SBK Holding’in sahibi Sezgin Baran Korkmaz ve 3’ü yabancı uyruklu 10 kişi ile bu kişilerle bağlantılı “malen sorumlu” şirketler hakkında, Amerika’dan haksız kazançla elde edilen “mal varlığı değerini aklama” suçundan hapis cezası ve müsadere (zorla alım) talepli dava açıldı.
İstanbul Cumhuriyet Başsavcılığı Terör Suçları Bürosu tarafından hazırlanan iddianamede, bir tutuklu, Sezgin Baran Korkmaz ile 3 yabancı uyruklu kişinin de aralarında bulunduğu 5 yakalamalı ve 4 tutuksuz sanık yer aldı.
“Malen sorumlu” olarak Blane Teknoloji Sistemleri Sanayi ve Ticaret AŞ, Biofarma İlaç Sanayi ve Ticaret AŞ, Isanne S.A.R.L, Komak Isı Yalıtım Sistemleri Sanayi ve Ticaret Limited Şirketi, Mega Varlık Yönetim AŞ ve SBK Holding AŞ’nin yer aldığı iddianamede, “suçtan zarar gören” olarak ise Hazine ve Maliye Bakanlığı Mali Suçları Araştırma Kurulu (MASAK) gösterildi.

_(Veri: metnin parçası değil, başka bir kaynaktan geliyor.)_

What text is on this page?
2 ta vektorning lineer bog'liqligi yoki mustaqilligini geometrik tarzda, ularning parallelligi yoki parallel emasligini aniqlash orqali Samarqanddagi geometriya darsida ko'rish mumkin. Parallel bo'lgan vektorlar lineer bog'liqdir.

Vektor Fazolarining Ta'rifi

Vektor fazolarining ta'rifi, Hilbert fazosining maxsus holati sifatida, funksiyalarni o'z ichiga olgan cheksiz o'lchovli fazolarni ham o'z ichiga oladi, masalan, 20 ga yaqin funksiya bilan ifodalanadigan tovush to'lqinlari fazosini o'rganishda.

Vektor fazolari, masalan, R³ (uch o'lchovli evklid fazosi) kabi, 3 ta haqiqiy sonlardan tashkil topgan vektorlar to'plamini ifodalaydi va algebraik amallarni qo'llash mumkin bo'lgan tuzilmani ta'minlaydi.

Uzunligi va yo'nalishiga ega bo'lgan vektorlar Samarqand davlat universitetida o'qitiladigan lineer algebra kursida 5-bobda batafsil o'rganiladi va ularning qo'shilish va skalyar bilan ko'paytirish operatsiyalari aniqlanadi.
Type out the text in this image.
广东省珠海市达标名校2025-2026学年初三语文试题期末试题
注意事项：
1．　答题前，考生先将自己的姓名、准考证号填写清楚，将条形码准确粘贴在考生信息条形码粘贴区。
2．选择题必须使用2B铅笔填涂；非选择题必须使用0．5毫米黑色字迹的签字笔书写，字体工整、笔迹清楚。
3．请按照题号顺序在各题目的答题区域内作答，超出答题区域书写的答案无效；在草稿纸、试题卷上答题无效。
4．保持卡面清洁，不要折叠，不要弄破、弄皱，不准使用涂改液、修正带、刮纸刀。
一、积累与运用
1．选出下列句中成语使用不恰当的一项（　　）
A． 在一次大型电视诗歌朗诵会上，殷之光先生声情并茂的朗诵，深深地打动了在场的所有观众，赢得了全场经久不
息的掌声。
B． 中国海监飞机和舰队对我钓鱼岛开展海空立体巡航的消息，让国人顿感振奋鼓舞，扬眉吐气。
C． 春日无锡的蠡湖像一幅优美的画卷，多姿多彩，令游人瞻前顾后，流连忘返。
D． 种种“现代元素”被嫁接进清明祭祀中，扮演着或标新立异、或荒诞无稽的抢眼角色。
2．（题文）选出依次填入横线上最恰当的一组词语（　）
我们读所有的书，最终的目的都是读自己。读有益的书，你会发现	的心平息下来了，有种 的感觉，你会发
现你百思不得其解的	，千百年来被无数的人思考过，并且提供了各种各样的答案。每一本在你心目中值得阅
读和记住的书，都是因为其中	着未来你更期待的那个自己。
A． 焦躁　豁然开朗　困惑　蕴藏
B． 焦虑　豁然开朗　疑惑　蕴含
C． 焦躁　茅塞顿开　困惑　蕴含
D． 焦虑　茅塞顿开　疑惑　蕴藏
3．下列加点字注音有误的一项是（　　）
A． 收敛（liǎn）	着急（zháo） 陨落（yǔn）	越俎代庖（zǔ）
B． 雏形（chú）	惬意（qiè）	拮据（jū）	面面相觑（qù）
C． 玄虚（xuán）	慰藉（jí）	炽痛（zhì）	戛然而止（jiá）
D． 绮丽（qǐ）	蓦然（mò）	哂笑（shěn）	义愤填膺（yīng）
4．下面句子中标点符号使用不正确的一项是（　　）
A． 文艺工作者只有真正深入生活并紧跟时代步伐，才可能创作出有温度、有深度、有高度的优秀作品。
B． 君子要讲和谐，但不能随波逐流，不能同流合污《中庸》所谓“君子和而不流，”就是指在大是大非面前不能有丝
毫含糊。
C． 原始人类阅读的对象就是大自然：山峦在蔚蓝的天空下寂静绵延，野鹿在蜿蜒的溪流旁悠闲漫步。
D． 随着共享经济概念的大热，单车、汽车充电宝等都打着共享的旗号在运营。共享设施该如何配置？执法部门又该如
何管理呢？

– Ceza, güvenlik tedbiri ve müsadere istemleri
İddianamede, tutuklu sanık Kamil Feridun Özkaraman, yakalamalı sanıklar Sezgin Baran Korkmaz, Alptekin Yılmaz, Olessia Zoubkova, tutuksuz sanıklar Ayşe Nil Yılmaz, Bereket Öner ve Ziyaattin Bartik’ın “suçun konusunu oluşturan malvarlığı değerini, bu özelliğini bilerek satın almak, kabul etmek, bulundurmak veya kullanmak” suçundan ayrı ayrı 3 yıldan 7 yıl 6 aya kadar hapisle cezalandırılması istendi.
ABD uyruklu yakalamalı sanıklar Jabob Ortell Kingston ve Levon Termendzhyan’ın (Lev Aslan Dermen), “bir suçtan kaynaklanan malvarlığı değerlerini, yurt dışına çıkarmak veya bunların gayrimeşru kaynağını gizlemek veya meşru bir yolla elde edildiği konusunda kanaat uyandırmak maksadıyla çeşitli işlemlere tabi tutmak” suçundan ayrı ayrı 4 yıl 6 aydan 10 yıl 6 aya kadar hapis cezasına çarptırılması istenen iddianamede, tutuksuz sanık Doğa Doğan’ın “suçtan kaynaklanan malvarlığı değerlerini aklama suçuna yardım etme” suçundan 1 yıl 6 aydan 3 yıl 9 aya kadar hapisle cezalandırılması talep edildi.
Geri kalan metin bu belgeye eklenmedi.